I try to avoid the same bye weeks for starters in the same position. Like if my WR1 has a bye in 3, if I'm choosing between two WR2s that are in the same tier, a different bye week would be a tiebreaker.
To answer your question, I think the FF season is too short to dump 1 or 2 weeks to gain a small advantage for 5 others. There's a lot of random things that happen during a year--your RB1 sits a second half and you lose a game by a point, other guy's D returns a TD and you lose by a couple of points, etc--that you can't risk 15% of your season as "known losses".

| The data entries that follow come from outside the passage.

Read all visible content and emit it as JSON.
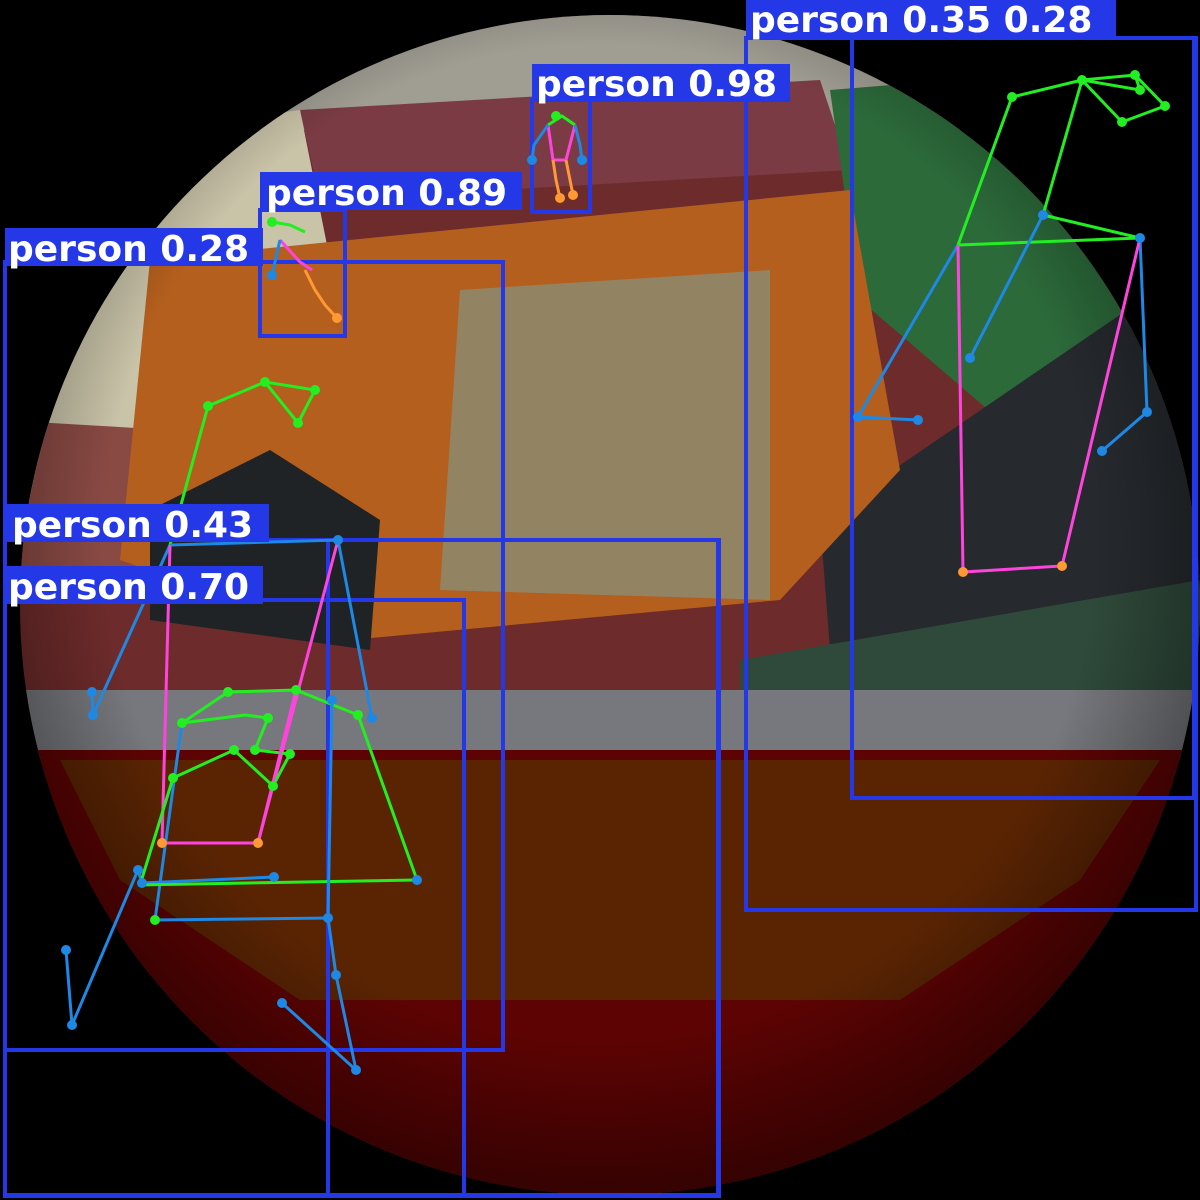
{
  "detections": [
    {
      "class": "person",
      "score": "0.98"
    },
    {
      "class": "person",
      "score": "0.89"
    },
    {
      "class": "person",
      "score": "0.28"
    },
    {
      "class": "person",
      "score": "0.43"
    },
    {
      "class": "person",
      "score": "0.70"
    },
    {
      "class": "person",
      "score": "0.35"
    },
    {
      "class": "person",
      "score": "0.28"
    }
  ],
  "colors": {
    "box": "#2438e8",
    "label_bg": "#2438e8",
    "label_text": "#ffffff",
    "limb_green": "#22ee22",
    "limb_blue": "#1e88e5",
    "limb_pink": "#ff44dd",
    "limb_orange": "#ff9933"
  }
}
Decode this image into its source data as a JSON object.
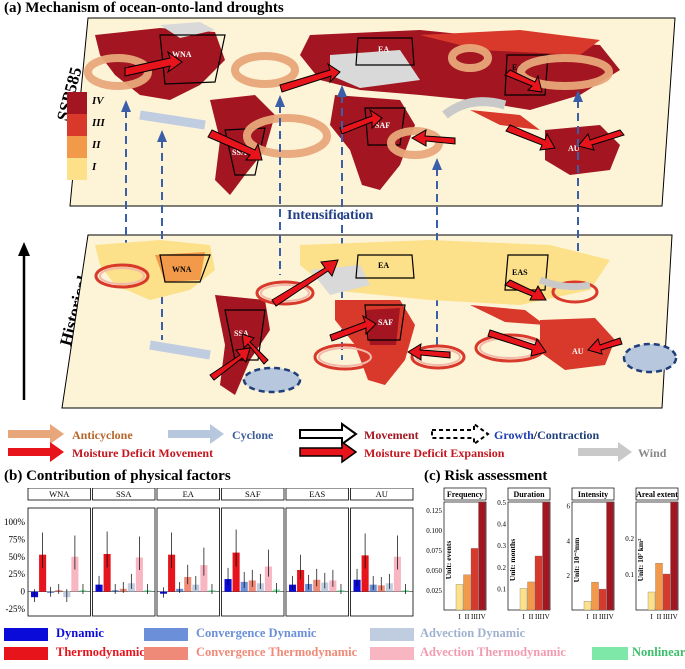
{
  "titles": {
    "a": "(a) Mechanism of ocean-onto-land droughts",
    "b": "(b) Contribution of physical factors",
    "c": "(c) Risk assessment"
  },
  "map": {
    "top_label": "SSP585",
    "bottom_label": "Historical",
    "intensification": "Intensification",
    "scale_levels": [
      "IV",
      "III",
      "II",
      "I"
    ],
    "colors": {
      "IV": "#a31621",
      "III": "#d8392b",
      "II": "#f2994a",
      "I": "#fce08a",
      "land": "#d9d9d9",
      "ocean": "#ffffff"
    },
    "top_regions": [
      "WNA",
      "EA",
      "EAS",
      "SSA",
      "SAF",
      "AU"
    ],
    "bottom_regions": [
      "WNA",
      "EA",
      "EAS",
      "SSA",
      "SAF",
      "AU"
    ]
  },
  "legend_a": {
    "anticyclone": "Anticyclone",
    "cyclone": "Cyclone",
    "movement": "Movement",
    "growth": "Growth",
    "slash": "/",
    "contraction": "Contraction",
    "moisture_deficit_movement": "Moisture Deficit Movement",
    "moisture_deficit_expansion": "Moisture Deficit Expansion",
    "wind": "Wind",
    "colors": {
      "anticyclone": "#e8a77a",
      "cyclone": "#b7c7de",
      "moisture": "#e8141c",
      "wind": "#c9c9c9",
      "growth": "#1f3fb5",
      "contraction": "#1f3f7a"
    }
  },
  "chart_data": [
    {
      "type": "bar",
      "title": "Contribution of physical factors",
      "ylabel": "",
      "ylim": [
        -35,
        120
      ],
      "yticks": [
        "100%",
        "75%",
        "50%",
        "25%",
        "0",
        "-25%"
      ],
      "categories": [
        "WNA",
        "SSA",
        "EA",
        "SAF",
        "EAS",
        "AU"
      ],
      "series": [
        {
          "name": "Dynamic",
          "color": "#0a0ad9",
          "values": [
            -8,
            10,
            -3,
            18,
            10,
            17
          ]
        },
        {
          "name": "Thermodynamic",
          "color": "#e8141c",
          "values": [
            53,
            54,
            53,
            56,
            31,
            52
          ]
        },
        {
          "name": "Convergence Dynamic",
          "color": "#6b8fd8",
          "values": [
            -2,
            2,
            4,
            14,
            11,
            10
          ]
        },
        {
          "name": "Convergence Thermodynamic",
          "color": "#f08a78",
          "values": [
            2,
            4,
            21,
            16,
            17,
            9
          ]
        },
        {
          "name": "Advection Dynamic",
          "color": "#c0cce0",
          "values": [
            -8,
            12,
            10,
            12,
            13,
            12
          ]
        },
        {
          "name": "Advection Thermodynamic",
          "color": "#f7b6c2",
          "values": [
            50,
            49,
            38,
            36,
            16,
            50
          ]
        },
        {
          "name": "Nonlinear",
          "color": "#7ee8a8",
          "values": [
            2,
            2,
            2,
            3,
            2,
            2
          ]
        }
      ]
    },
    {
      "type": "bar",
      "title": "Risk assessment",
      "panels": [
        {
          "name": "Frequency",
          "unit": "Unit: events",
          "categories": [
            "I",
            "II",
            "III",
            "IV"
          ],
          "values": [
            0.032,
            0.044,
            0.077,
            0.135
          ],
          "ylim": [
            0,
            0.135
          ],
          "yticks": [
            "0.125",
            "0.100",
            "0.075",
            "0.050",
            "0.025"
          ]
        },
        {
          "name": "Duration",
          "unit": "Unit: months",
          "categories": [
            "I",
            "II",
            "III",
            "IV"
          ],
          "values": [
            0.1,
            0.13,
            0.25,
            0.5
          ],
          "ylim": [
            0,
            0.5
          ],
          "yticks": [
            "0.5",
            "0.4",
            "0.3",
            "0.2",
            "0.1"
          ]
        },
        {
          "name": "Intensity",
          "unit": "Unit: 10⁻⁵mm",
          "categories": [
            "I",
            "II",
            "III",
            "IV"
          ],
          "values": [
            0.5,
            1.6,
            1.2,
            6.2
          ],
          "ylim": [
            0,
            6.2
          ],
          "yticks": [
            "6",
            "4",
            "2"
          ]
        },
        {
          "name": "Areal extent",
          "unit": "Unit: 10⁷ km²",
          "categories": [
            "I",
            "II",
            "III",
            "IV"
          ],
          "values": [
            0.05,
            0.13,
            0.1,
            0.3
          ],
          "ylim": [
            0,
            0.3
          ],
          "yticks": [
            "0.2",
            "0.1"
          ]
        }
      ],
      "colors": [
        "#fce08a",
        "#f2994a",
        "#d8392b",
        "#a31621"
      ]
    }
  ],
  "legend_b": {
    "dynamic": "Dynamic",
    "thermodynamic": "Thermodynamic",
    "convergence_dynamic": "Convergence Dynamic",
    "convergence_thermodynamic": "Convergence Thermodynamic",
    "advection_dynamic": "Advection Dynamic",
    "advection_thermodynamic": "Advection Thermodynamic",
    "nonlinear": "Nonlinear"
  }
}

On the other hand, if you're in an established league that you know is active--the rare league where the owners wheel and deal trades all season long, you can sometimes "sell short" on bye weeks. You can trade a player who hasn't had his bye for an equal player at the same position who has. This allows you to bypass having to sit your WR1, and the other owner will have to sit his WR1 twice--the player he traded away and the player he receives both have their byes while on his team. But trading players 1-for-1 in the same roster position, a WR-for-WR or RB-for-RB trade, is very difficult to accomplish. You have to know going into the draft that the other owners are the type to easily make this kind of rare trade.
Personally, I think you're better off in the long run all the way around by drafting quality backups, especially mid-round WRs. That position especially has a lot of variance, even among the top guys there are the 75-yard, no-TD games once in a while. If your top backup WR is good enough to start two to four games a year, you should be fine. If you're lucky you'll pick up 2 or 3 WRs in the WR25-45 range and one will hit a big season, playing at WR15 or so, and you can trade him or your WR2 and solve your byes that way and get great value in return.